I want to believe her. To cling to the only motherly words of reassurance I’ve had in a decade despite them coming from a stranger behind bars.
I’ve never felt more alone. More hopeless.
“That’s it,” she coaxes. “Come to me, sciocca patetica .”
I’m unfamiliar with the endearment, but the warm way in which she says it brings respite.
There’s a squeak of mattress springs. A clink of her knitting needles. Then her outstretched hands brush mine and she drags me into the bars, her arms circling my shoulders.
I scrunch my nose against the raw agony of her kindness and quickly navigate my arms between the bars to return the hug.
“ Sei un povero disgraziato senza cervello ,” she soothes. “ Non affonderai i tuoi artigli su mio figlio. ”
The indistinguishable words remind me of my mother. How she used to comfort me in Greek when I was a child, the foreign language seeming to cast a spell over whatever had upset me.
I rest my head against the bars, traveling back in time, disappearing into a childhood where my mother doted on me.
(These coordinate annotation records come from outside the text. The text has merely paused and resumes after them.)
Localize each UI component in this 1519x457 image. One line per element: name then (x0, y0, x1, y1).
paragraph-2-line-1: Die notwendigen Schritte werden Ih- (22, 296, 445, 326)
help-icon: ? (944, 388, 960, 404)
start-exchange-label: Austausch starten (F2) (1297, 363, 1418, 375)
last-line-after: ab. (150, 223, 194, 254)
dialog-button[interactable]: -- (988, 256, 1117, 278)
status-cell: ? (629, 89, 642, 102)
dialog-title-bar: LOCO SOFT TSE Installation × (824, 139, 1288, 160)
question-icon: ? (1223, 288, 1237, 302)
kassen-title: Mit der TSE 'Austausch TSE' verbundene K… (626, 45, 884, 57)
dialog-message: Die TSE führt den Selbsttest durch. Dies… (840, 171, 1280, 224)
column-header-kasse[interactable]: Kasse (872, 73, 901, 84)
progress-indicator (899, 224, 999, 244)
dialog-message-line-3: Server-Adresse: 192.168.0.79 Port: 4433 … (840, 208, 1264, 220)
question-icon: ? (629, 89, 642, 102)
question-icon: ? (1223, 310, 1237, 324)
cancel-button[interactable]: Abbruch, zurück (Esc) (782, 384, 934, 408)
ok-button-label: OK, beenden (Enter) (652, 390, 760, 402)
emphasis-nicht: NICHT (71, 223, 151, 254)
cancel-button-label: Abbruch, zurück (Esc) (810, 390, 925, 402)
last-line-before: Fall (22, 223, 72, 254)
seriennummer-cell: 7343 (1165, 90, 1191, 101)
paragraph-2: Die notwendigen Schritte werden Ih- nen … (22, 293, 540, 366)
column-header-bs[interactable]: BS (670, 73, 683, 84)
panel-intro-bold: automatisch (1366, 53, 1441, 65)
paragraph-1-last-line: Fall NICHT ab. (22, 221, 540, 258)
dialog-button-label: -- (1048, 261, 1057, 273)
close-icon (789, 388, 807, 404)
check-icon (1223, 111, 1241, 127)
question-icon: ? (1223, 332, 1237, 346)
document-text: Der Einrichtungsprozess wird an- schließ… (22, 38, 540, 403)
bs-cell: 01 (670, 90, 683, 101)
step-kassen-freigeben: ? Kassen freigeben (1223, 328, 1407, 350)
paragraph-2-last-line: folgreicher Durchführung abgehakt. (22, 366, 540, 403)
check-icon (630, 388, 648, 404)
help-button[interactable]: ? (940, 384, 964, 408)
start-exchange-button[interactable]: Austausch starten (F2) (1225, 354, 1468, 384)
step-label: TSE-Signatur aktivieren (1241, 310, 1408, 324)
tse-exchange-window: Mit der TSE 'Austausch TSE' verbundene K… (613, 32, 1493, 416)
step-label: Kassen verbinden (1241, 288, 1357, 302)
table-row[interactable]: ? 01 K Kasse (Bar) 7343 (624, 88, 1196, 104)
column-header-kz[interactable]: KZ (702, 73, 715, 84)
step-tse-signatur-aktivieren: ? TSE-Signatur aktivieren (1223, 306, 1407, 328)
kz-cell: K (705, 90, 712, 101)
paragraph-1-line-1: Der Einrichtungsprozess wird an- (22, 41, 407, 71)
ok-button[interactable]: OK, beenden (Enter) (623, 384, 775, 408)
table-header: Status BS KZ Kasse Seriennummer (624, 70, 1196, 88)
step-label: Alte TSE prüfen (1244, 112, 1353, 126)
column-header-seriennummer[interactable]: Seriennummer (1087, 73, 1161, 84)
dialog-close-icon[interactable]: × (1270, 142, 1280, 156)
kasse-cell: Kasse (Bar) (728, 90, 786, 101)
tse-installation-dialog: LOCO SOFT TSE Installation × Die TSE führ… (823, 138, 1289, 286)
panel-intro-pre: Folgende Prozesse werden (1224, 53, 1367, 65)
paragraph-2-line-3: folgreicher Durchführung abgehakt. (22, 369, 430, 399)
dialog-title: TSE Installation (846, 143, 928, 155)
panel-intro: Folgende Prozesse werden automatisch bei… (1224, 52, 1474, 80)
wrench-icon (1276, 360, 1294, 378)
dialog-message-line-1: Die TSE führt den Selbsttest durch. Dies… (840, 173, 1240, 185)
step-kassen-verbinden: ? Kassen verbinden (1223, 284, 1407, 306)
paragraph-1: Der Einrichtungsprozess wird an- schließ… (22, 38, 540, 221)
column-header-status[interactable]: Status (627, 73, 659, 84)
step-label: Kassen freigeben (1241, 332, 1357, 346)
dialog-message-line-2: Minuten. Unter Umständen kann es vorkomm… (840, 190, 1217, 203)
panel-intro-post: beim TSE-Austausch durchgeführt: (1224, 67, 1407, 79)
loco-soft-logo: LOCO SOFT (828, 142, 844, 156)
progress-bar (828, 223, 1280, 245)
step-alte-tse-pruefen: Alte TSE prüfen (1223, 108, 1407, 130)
Where she loved and cared.
Things had been good back then. I hadn’t known of the atrocities enacted by a father I adored or how my brother was being groomed to carry the horror-stoked torch.
It feels like a lifetime has passed when one of Adena’s arms falls away.
I sniff and withdraw an inch, expecting the comfort to be over.
“Be still,” she coos, her other arm tightening, the strength of her hold increasing tenfold.
I force a smile, appreciating her enthusiasm, only to have her fingers grip my shoulder in a hold that’s less comfort and more… I don’t know… territorial, maybe.
I attempt to withdraw again. “Thank you for your kindness.”
Her nails dig into my shoulder through my satin pajamas. A clink of her knitting needles pierces the silence.
“ Stai ferma .” Her tone gains a rough edge.
Foreboding skitters along my nape. “Thank you, Adena.” I make a more adamant attempt to pull away.
“Don’t thank me.” Her nails bite into me like claws, her arm wrenching around my neck, holding me hostage, yanking my face into the bars. “Just stay away from my bloodline, you Latina whore.”